Anyone who’s read my books will know that I love my RPGs and I have more than a soft-spot for war-gaming. I love the release from the Real World and, perhaps more, the fabulous interaction that can only take place between people when they’re committing to game-play.
I was born a little too late to get into the card games that followed – the Pokemons, Yu-Gi-Ohs and the Magics of this world – although I did manage to get myself together for the Talisman game that was released in the ‘80’s.
However, since having a son, Hugh, I’ve now been reintroduced to card-based fantasy games and, being an old gamer, have thrown myself in the deep-end. I think the first one we really got to grips with was Munchkin, which was swiftly followed by things like the Warhammer games and the inevitable Top Trumps. With card games being such a staple of our time together, I was more than delighted to play-test Oddball Aeronauts with Hugh and his chum, Max – both of whom are 10 years old.
It was one autumn afternoon when I produced the cards and the rules and we settled down to play, around the coffee-table. Funnily enough, both the boys reacted in the same way I did to seeing the cards; the first thing they wanted to do was check out the artwork – and I’m pleased to report that the artwork is superb. It’s a bit hard to categorise; you might say it’s Steampunk, you might detect a drop of Manga in there and you might be tempted to pin a Fantasy badge on it. I think it’s all those things and a little bit more; the Crew, Weapons, monsters and Events are all beautifully realised in crisp, clean illustration that leave you in no doubt as to who’s who. For my two play-testing chums, it sparked some cheerful conversation about back-stories and characters. If there were ever a bunch of cards that have the potential to be given their own comic-strips, then you’ll find them in Oddball Aeronauts.
In fact, I’m quietly hoping that the designers take this as a hint and get their pens out.
The game itself is fast and easy to play. Without giving too much away, you play the captain and crew of an air-faring vessel and attempt to blow anyone who gets in your way to smithereens. However, just to spice things up, there are Event cards thrown into the mix; cards that can produce an unexpected situation than can affect all the players and scupper even the most tactical plans.
Rounds are nicely ordered, so that you always know whose turn it is to do what. Using Skill Cards, you can opt to do all sorts of swashbuckley things, such as Sail, use or your Guns or Board an enemy vessel and have at the swabs that stand between you and victory. But the features that provided the most air-pumping and cries of ‘Yesss!’ were the Tricks. These are just what you think they are: bonuses that give you the upper-hand, in an underhand fashion. Playing a Trick can be used to augment your Skill Bonus in attacks, defence or, if you’re feeling a bit lily-livered, getting away. For our game, it became a good excuse to backstab anyone who looked like they were doing a bit better than you.
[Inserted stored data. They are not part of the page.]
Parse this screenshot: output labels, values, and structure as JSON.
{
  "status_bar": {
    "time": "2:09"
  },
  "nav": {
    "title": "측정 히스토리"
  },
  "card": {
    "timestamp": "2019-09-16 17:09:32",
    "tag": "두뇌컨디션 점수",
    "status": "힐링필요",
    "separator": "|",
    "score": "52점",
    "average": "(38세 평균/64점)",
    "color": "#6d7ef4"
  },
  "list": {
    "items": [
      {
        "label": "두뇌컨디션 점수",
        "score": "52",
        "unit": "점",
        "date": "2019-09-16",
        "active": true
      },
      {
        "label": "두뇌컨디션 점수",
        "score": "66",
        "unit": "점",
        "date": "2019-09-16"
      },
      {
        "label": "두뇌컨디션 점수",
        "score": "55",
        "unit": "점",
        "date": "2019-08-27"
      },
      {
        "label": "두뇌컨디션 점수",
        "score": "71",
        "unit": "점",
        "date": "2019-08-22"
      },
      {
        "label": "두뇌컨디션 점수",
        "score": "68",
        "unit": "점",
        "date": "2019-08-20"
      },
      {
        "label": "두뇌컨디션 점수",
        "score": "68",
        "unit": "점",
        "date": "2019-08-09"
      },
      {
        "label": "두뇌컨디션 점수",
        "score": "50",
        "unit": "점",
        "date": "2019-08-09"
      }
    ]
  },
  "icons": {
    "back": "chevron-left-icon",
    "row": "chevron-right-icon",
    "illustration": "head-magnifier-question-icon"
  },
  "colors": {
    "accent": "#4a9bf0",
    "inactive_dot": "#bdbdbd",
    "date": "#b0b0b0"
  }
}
It’s worth remembering that I’m a 43 year-old man, who was playing Oddball Aeronauts with two 10 year-old; we all picked up the rules pretty quickly and, as is the case with the best games, we found that the best way to get familiar with them was to learn by playing.
Off-the-cuff Gaming and Extra Fluff
I think our first game lasted about half an hour and the following two were even faster. Oddball Aeronauts is perfect for off-the-cuff gaming or if you’re looking for a game to get your dander up, without having to roll dice and follow lengthy plots. It’s fast and furious and the closest you’ll get to swashing your buckle without getting arrested! The other eminently-practical thing about this game is that it’s not played on a surface; you all sit round like air-faring gamblers, fanning your cards out, but keeping them close to your chest, meaning you can pretty much play anywhere.
If there’s anything I’d like to see more of, it’s a bit more ‘fluff’. Because the artwork is so superb, I wanted to know a bit more about the characters and the world they inhabit – but that could just be the RPG fan in me. However, if there is the chance for a supporting comic or some extra background material – I’d love to see it.
Oddball Aeronauts is one of those rare games that does exactly what it says on the tin. It’s fun, fast and easy to play, without all those arguments over rules that seem to dominate other games of this sort.
I think it’s fair to say that I’m a fan!